I am interested in learning mechanisms. Most of my research focuses on learning algorithms (Artificial Intelligence and Machine Learning). But I also did some research about the cognitive processes of learning (Cognitive Psychology and Cognitive Modeling).

Feel free to contact me if you have questions or comments about my research.

Artificial Intelligence / Machine Learning

The Independent Gamma Ensemble - A Modular Discounting Framework for Reinforcement Learning 


Reinforcement learning (RL) studies algorithms which learn to take optimal actions during multi-step decision making. The goal is to learn actions that lead to the maximum reward over time. For example, starting at a new job we need to learn the way to a good restaurant for lunch. At each street junction (our state) we need to decide which street to follow (action). We get a reward for reaching a restaurant that signals its food quality. Our goal is to learn the shortest way to a restaurant with a high reward.

Many RL methods learn for each state and action pair a value which encodes the future discounted reward sum that can be gained by following this action and the optimal actions afterward. The discounting of the future reward is exponentially over time. The further away the reward is, the stronger it gets discounted. A discount factor parameter (gamma) controls the strength of the discounting. If there are several restaurants to choose from, a weak discounting will prefer a restaurant with a high reward but that may be far away. A strong discounting prefers a more nearby restaurant, but which gives a smaller reward. Depending on our choice of the discount factor, the RL algorithm will learn the way to a different restaurant.

Classical algorithms have only one discount factor. In contrast, I propose the Independent Gamma Ensemble (IGE) which consists of several modules, each learning values with a different discount factor. This idea is based on neuroscientific research by Tanaka et al. (2007) which suggests that our brain also learns values for actions with different discount factors in different brain areas.

The IGE has two interesting properties. First, in tasks with several possible goals such as several restaurants the IGE learns and represents different behaviors (policies) in parallel. The IGE can learn the way to different restaurants, whereas classical RL methods only learn the way to one restaurant. Having learned several behaviors allows to switch between them depending on the context. For example, under stress, a nearby restaurant can be chosen by using a module with strong discounting. Whereas, under no stress, a module with a weak discounting can be used to go to a nice restaurant that is further away.

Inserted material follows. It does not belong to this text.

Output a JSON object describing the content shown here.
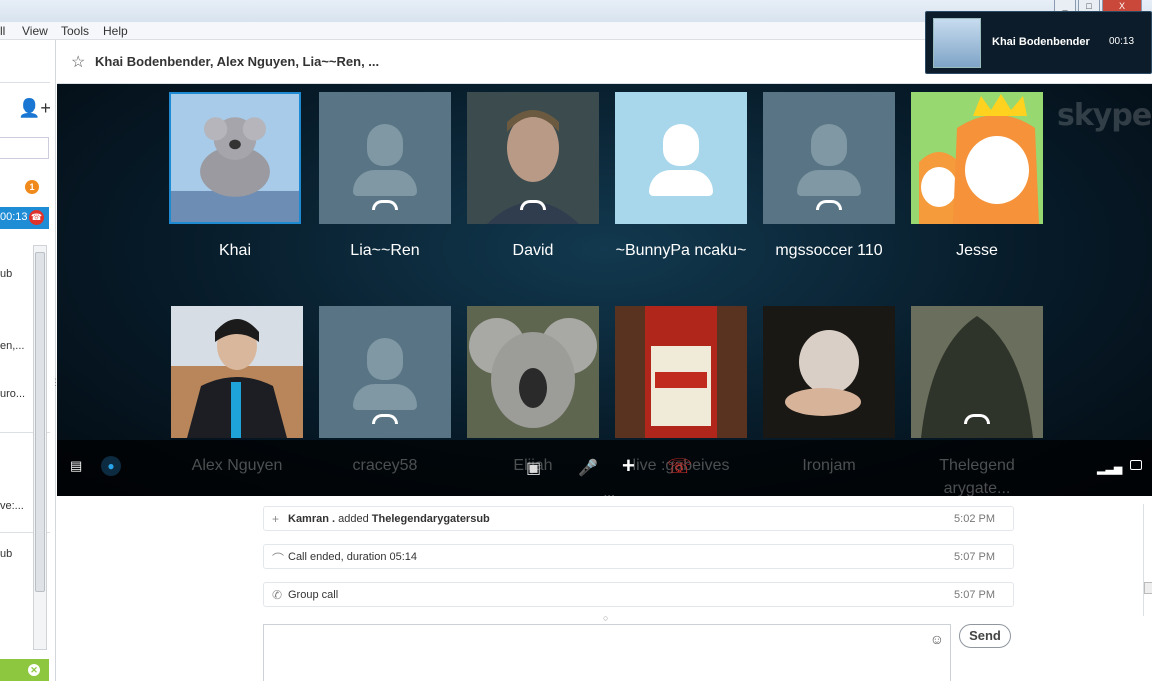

The second interesting property is that it has more information about its learned behaviors compared to classical algorithms. It usually learns for modules with similar discount factors the same behavior. Having modules that learned the same behavior, more information about its outcome can be decoded. For tasks where rewards are only given at the end, such as when we arrive at a restaurant, it is possible to decode the reward of the restaurant and how much time is needed to reach it, for each learned behavior. Classical RL algorithm cannot do this. It allows the IGE to choose the best behavior depending on its current goal. For example, one day we want to go to the restaurant with the best food, but the next day we have a time constraint of 30 min. The IGE can select for one day the behavior that results in the overall highest reward. On the next day, it can switch to a behavior that gives the best reward and needs only up to 30 min. The IGE can do this because it can decode the reward and the time information for each learned behavior.

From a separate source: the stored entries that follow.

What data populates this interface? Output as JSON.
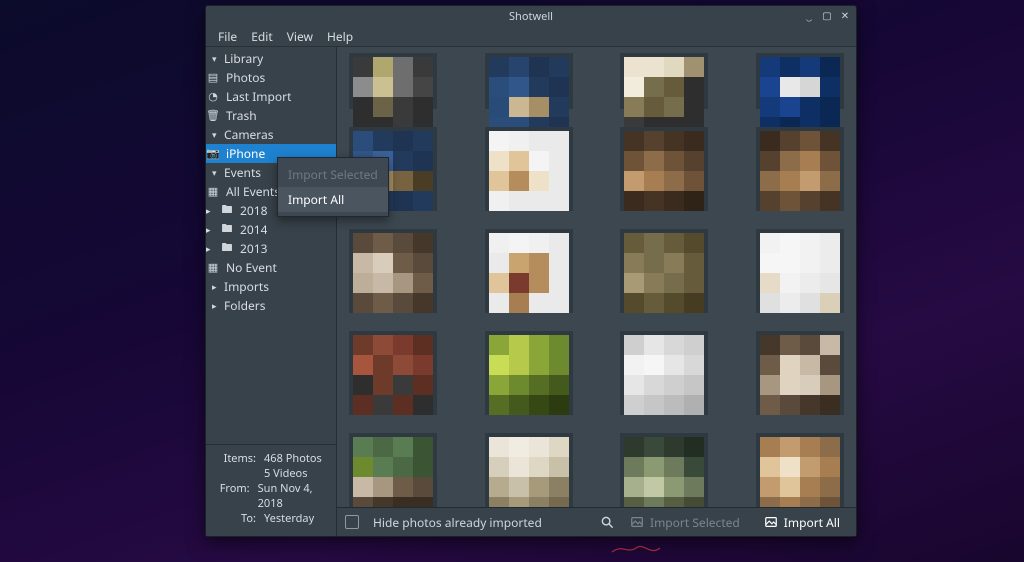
{
  "window": {
    "title": "Shotwell"
  },
  "menus": {
    "file": "File",
    "edit": "Edit",
    "view": "View",
    "help": "Help"
  },
  "tree": {
    "library": {
      "label": "Library",
      "photos": "Photos",
      "last_import": "Last Import",
      "trash": "Trash"
    },
    "cameras": {
      "label": "Cameras",
      "iphone": "iPhone"
    },
    "events": {
      "label": "Events",
      "all": "All Events",
      "y2018": "2018",
      "y2014": "2014",
      "y2013": "2013",
      "noevent": "No Event"
    },
    "imports": {
      "label": "Imports"
    },
    "folders": {
      "label": "Folders"
    }
  },
  "info": {
    "items_label": "Items:",
    "photos": "468 Photos",
    "videos": "5 Videos",
    "from_label": "From:",
    "from_value": "Sun Nov 4, 2018",
    "to_label": "To:",
    "to_value": "Yesterday"
  },
  "bottombar": {
    "hide_label": "Hide photos already imported",
    "import_selected": "Import Selected",
    "import_all": "Import All"
  },
  "context_menu": {
    "import_selected": "Import Selected",
    "import_all": "Import All"
  },
  "thumbs": [
    [
      [
        "#3a3a3a",
        "#b0a76f",
        "#6e6e6e",
        "#3a3a3a",
        "#8c8c8c",
        "#cac092",
        "#6e6e6e",
        "#454545",
        "#2e2e2e",
        "#6b6348",
        "#3a3a3a",
        "#2e2e2e",
        "#2e2e2e",
        "#2e2e2e",
        "#3a3a3a",
        "#2e2e2e"
      ],
      [
        "#223a5c",
        "#27446e",
        "#1e3452",
        "#223a5c",
        "#2a4d7c",
        "#315689",
        "#223a5c",
        "#1e3452",
        "#284b78",
        "#cbb792",
        "#a68f65",
        "#223a5c",
        "#2a4d7c",
        "#2a4d7c",
        "#223a5c",
        "#1e3452"
      ],
      [
        "#ebe3d0",
        "#ebe3d0",
        "#e1d8c0",
        "#a09270",
        "#f2ecdd",
        "#766d4c",
        "#665c3b",
        "#2e2e2e",
        "#887b58",
        "#665c3b",
        "#766d4c",
        "#2e2e2e",
        "#3a3a3a",
        "#2e2e2e",
        "#2e2e2e",
        "#2e2e2e"
      ],
      [
        "#153a7a",
        "#0e2f64",
        "#153a7a",
        "#0b2854",
        "#1a4490",
        "#e8e8e8",
        "#d6d6d6",
        "#0e2f64",
        "#153a7a",
        "#1a4490",
        "#0e2f64",
        "#0b2854",
        "#0e2f64",
        "#0b2854",
        "#0e2f64",
        "#0b2854"
      ]
    ],
    [
      [
        "#2a4d7c",
        "#223a5c",
        "#1e3452",
        "#223a5c",
        "#315689",
        "#3b629a",
        "#223a5c",
        "#1e3452",
        "#bfa976",
        "#a68f65",
        "#77633f",
        "#4a3d26",
        "#2a4d7c",
        "#223a5c",
        "#1e3452",
        "#223a5c"
      ],
      [
        "#f4f4f4",
        "#f0f0f0",
        "#eaeaea",
        "#eaeaea",
        "#efe1c8",
        "#e0c49a",
        "#f4f4f4",
        "#eaeaea",
        "#e0c49a",
        "#b58d5c",
        "#efe1c8",
        "#eaeaea",
        "#f0f0f0",
        "#eaeaea",
        "#eaeaea",
        "#eaeaea"
      ],
      [
        "#453324",
        "#56412e",
        "#453324",
        "#3a2b1e",
        "#6e5338",
        "#8d6c4a",
        "#6e5338",
        "#56412e",
        "#c29c6e",
        "#a67e52",
        "#8d6c4a",
        "#6e5338",
        "#3a2b1e",
        "#453324",
        "#3a2b1e",
        "#2f2318"
      ],
      [
        "#3a2b1e",
        "#56412e",
        "#6e5338",
        "#453324",
        "#56412e",
        "#8d6c4a",
        "#a67e52",
        "#6e5338",
        "#8d6c4a",
        "#a67e52",
        "#c29c6e",
        "#8d6c4a",
        "#56412e",
        "#6e5338",
        "#56412e",
        "#453324"
      ]
    ],
    [
      [
        "#5a4a3b",
        "#6e5b48",
        "#5a4a3b",
        "#453729",
        "#c7b9a6",
        "#d8ccba",
        "#6e5b48",
        "#5a4a3b",
        "#bdae99",
        "#c7b9a6",
        "#a79781",
        "#6e5b48",
        "#5a4a3b",
        "#6e5b48",
        "#5a4a3b",
        "#453729"
      ],
      [
        "#f0f0f0",
        "#f4f4f4",
        "#f0f0f0",
        "#eaeaea",
        "#eaeaea",
        "#c9a46e",
        "#b58d5c",
        "#eaeaea",
        "#e0c49a",
        "#7a3a2e",
        "#b58d5c",
        "#eaeaea",
        "#eaeaea",
        "#a67e52",
        "#eaeaea",
        "#eaeaea"
      ],
      [
        "#665c3b",
        "#766d4c",
        "#665c3b",
        "#544a2c",
        "#887b58",
        "#766d4c",
        "#887b58",
        "#665c3b",
        "#a79a74",
        "#887b58",
        "#766d4c",
        "#665c3b",
        "#544a2c",
        "#665c3b",
        "#544a2c",
        "#453c22"
      ],
      [
        "#f2f2f2",
        "#f6f6f6",
        "#f2f2f2",
        "#ececec",
        "#f6f6f6",
        "#f6f6f6",
        "#f2f2f2",
        "#ececec",
        "#e6dbc6",
        "#f2f2f2",
        "#ececec",
        "#e6e6e6",
        "#e0e0e0",
        "#ececec",
        "#e0e0e0",
        "#dad0b8"
      ]
    ],
    [
      [
        "#6e3a2a",
        "#8d4a36",
        "#7a3a2e",
        "#5c2f22",
        "#a7553c",
        "#6e3a2a",
        "#8d4a36",
        "#7a3a2e",
        "#2e2e2e",
        "#6e3a2a",
        "#3a3a3a",
        "#5c2f22",
        "#5c2f22",
        "#3a3a3a",
        "#5c2f22",
        "#2e2e2e"
      ],
      [
        "#8aa639",
        "#b7c94a",
        "#8aa639",
        "#6e8a2e",
        "#c9dc56",
        "#b7c94a",
        "#8aa639",
        "#6e8a2e",
        "#8aa639",
        "#6e8a2e",
        "#556e24",
        "#445a1d",
        "#556e24",
        "#445a1d",
        "#364914",
        "#2c3b10"
      ],
      [
        "#cfcfcf",
        "#e6e6e6",
        "#d8d8d8",
        "#cfcfcf",
        "#f2f2f2",
        "#f6f6f6",
        "#e6e6e6",
        "#d8d8d8",
        "#e6e6e6",
        "#d8d8d8",
        "#cfcfcf",
        "#c6c6c6",
        "#cfcfcf",
        "#c6c6c6",
        "#bcbcbc",
        "#b0b0b0"
      ],
      [
        "#453729",
        "#6e5b48",
        "#5a4a3b",
        "#c7b9a6",
        "#6e5b48",
        "#e0d3c0",
        "#c7b9a6",
        "#5a4a3b",
        "#a79781",
        "#e0d3c0",
        "#d8ccba",
        "#a79781",
        "#6e5b48",
        "#5a4a3b",
        "#453729",
        "#3a2e22"
      ]
    ],
    [
      [
        "#5a7c52",
        "#4a6944",
        "#5a7c52",
        "#3a5434",
        "#6e8a2e",
        "#5a7c52",
        "#4a6944",
        "#3a5434",
        "#c7b9a6",
        "#a79781",
        "#6e5b48",
        "#5a4a3b",
        "#5a4a3b",
        "#453729",
        "#3a2e22",
        "#3a2e22"
      ],
      [
        "#eae5d8",
        "#f0ece1",
        "#eae5d8",
        "#ded7c4",
        "#d6cfbc",
        "#eae5d8",
        "#ded7c4",
        "#c9c0aa",
        "#b7ab8f",
        "#c9c0aa",
        "#a79a7a",
        "#8c8064",
        "#8c8064",
        "#a79a7a",
        "#8c8064",
        "#756a50"
      ],
      [
        "#2e3a2e",
        "#3a4a3a",
        "#2e3a2e",
        "#232e23",
        "#6e7a5c",
        "#8c9a74",
        "#6e7a5c",
        "#3a4a3a",
        "#a7b08c",
        "#c0c8a4",
        "#8c9a74",
        "#6e7a5c",
        "#565e44",
        "#6e7a5c",
        "#565e44",
        "#454c36"
      ],
      [
        "#a67e52",
        "#c29c6e",
        "#a67e52",
        "#8d6c4a",
        "#e0c49a",
        "#efe1c8",
        "#c29c6e",
        "#a67e52",
        "#c29c6e",
        "#e0c49a",
        "#a67e52",
        "#8d6c4a",
        "#8d6c4a",
        "#a67e52",
        "#8d6c4a",
        "#6e5338"
      ]
    ]
  ]
}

The IGE is a new framework in RL with interesting features. The goal of my PhD project is to analyze its properties and to find potential application scenarios for it in machine learning.

More Information:

Adaptation of Optimization Algorithms to Problem Domains by Transfer Learning


Optimization is one of the most important problems in science and engineering. Its goal is to find the best solution for a function. For example, we want to find the parameters of a walking controller for a robot to achieve a fast locomotion. Our function takes as input the parameters of the controller and outputs the speed of the robot after it is measured. Common optimization algorithms are designed to work for a large set of functions, but not necessarily to be efficient for specific domains. A domain is a set of functions which share similar features. For example, the walking speed function for different humanoid robots is different for each robot, but they often have similar good parameters in certain regions of the parameter space. Common optimization algorithms do not make use of such information and often need many function evaluations to find a good solution. This can be very time intensive. I proposed a transfer learning approach to adapt optimization algorithms to specific problem domains to improve their performance.

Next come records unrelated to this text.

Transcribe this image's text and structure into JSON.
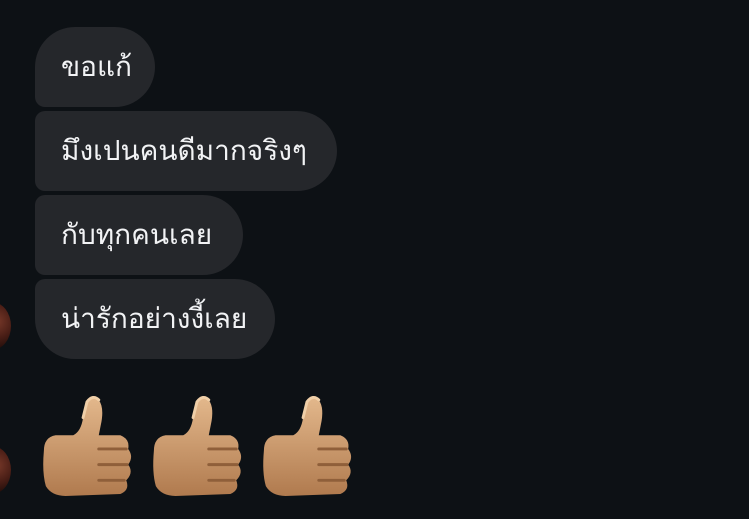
{
  "messages": [
    {
      "text": "ขอแก้"
    },
    {
      "text": "มึงเปนคนดีมากจริงๆ"
    },
    {
      "text": "กับทุกคนเลย"
    },
    {
      "text": "น่ารักอย่างงี้เลย"
    }
  ],
  "reaction": {
    "icon": "thumbs-up-icon",
    "count": 3
  },
  "colors": {
    "background": "#0d1115",
    "bubble": "#25272b",
    "text": "#f2f3f5",
    "skin": "#d9a877"
  }
}
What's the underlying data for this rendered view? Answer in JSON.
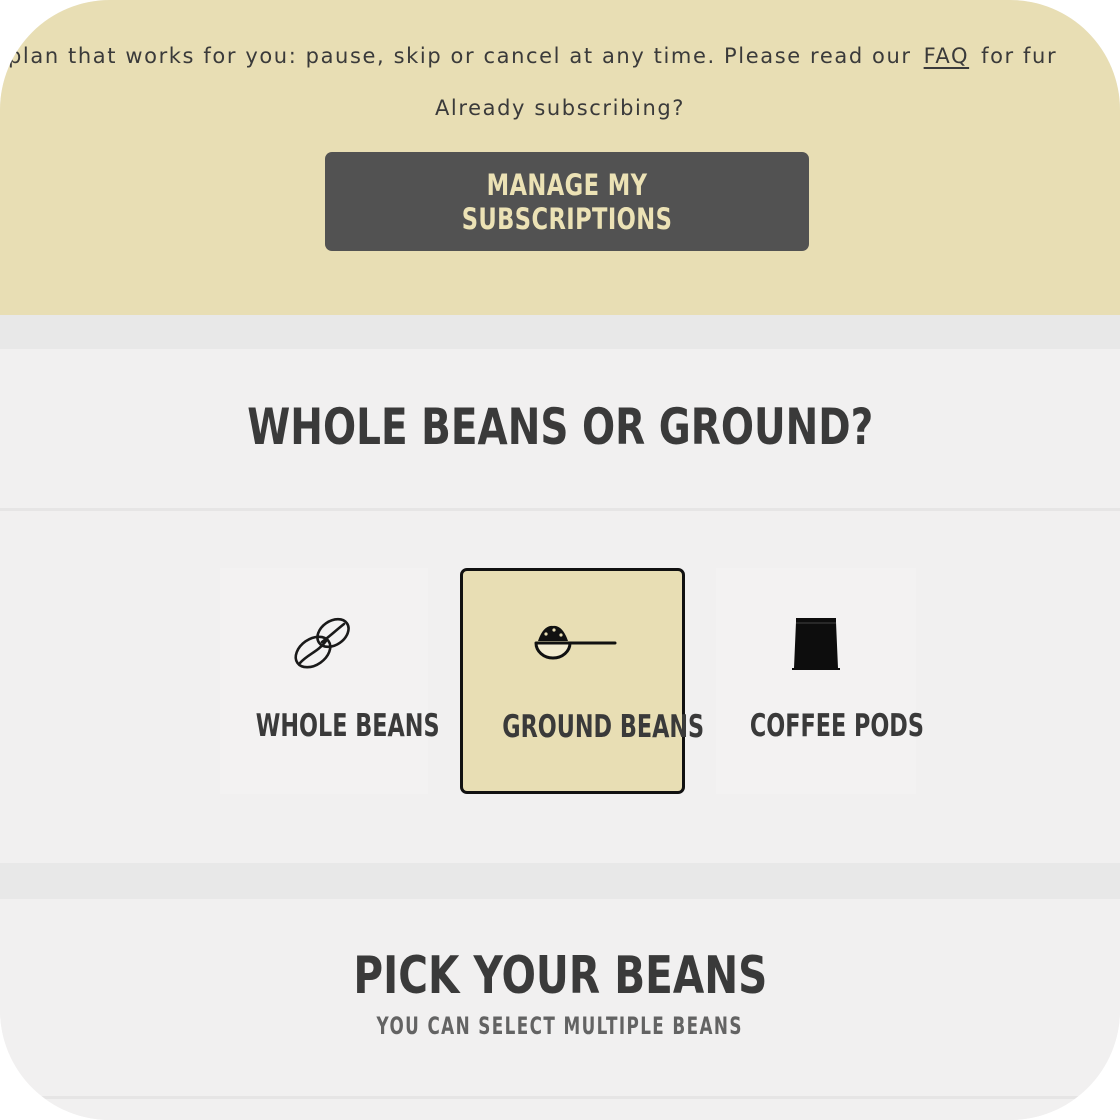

My approach analyzes solved problems of a domain and it learns a solution space model for the domain. The model describes areas in the parameter space of the domain where good solutions are expected. Knowledge of these areas is used to improve the performance of the optimization algorithm for unseen problems of the same domain. Because of its general design, my method can be applied to a wide range of problems and algorithms.

I used it to adapt the Powell's Conjugate Direction Set algorithm and the CMA-ES algorithm to artificially generated problem domains with two and six dimensions. My approach learned successfully the solution space model of each domain and it improved the optimization performance on unseen problems of the same domain.

More Information:

Artificial Evolution of a Walking Controller for a Robot Dog


I developed a walking controller for a new quadrupedal robotic platform, the Spring-Dog (spDog). The spDog is a "dog" robot created by the Neural Computations Unit at OIST for their Reinforcement Learning and Artificial Evolution experiments. The walking controller that I developed is a central pattern generator composed of modified Hopf oscillators and has six parameters. The controller allowed the robot to walk in a desired direction.

Afterward, I used the Evolution Strategy algorithm to optimize the parameters of the controller to improve its walking speed. Moreover, I developed a simulation model of the robot for the NERD simulator. The simulator model allows to perform optimizations and evolutionary experiments much faster and with less supervision compared to optimizations on the physical robot.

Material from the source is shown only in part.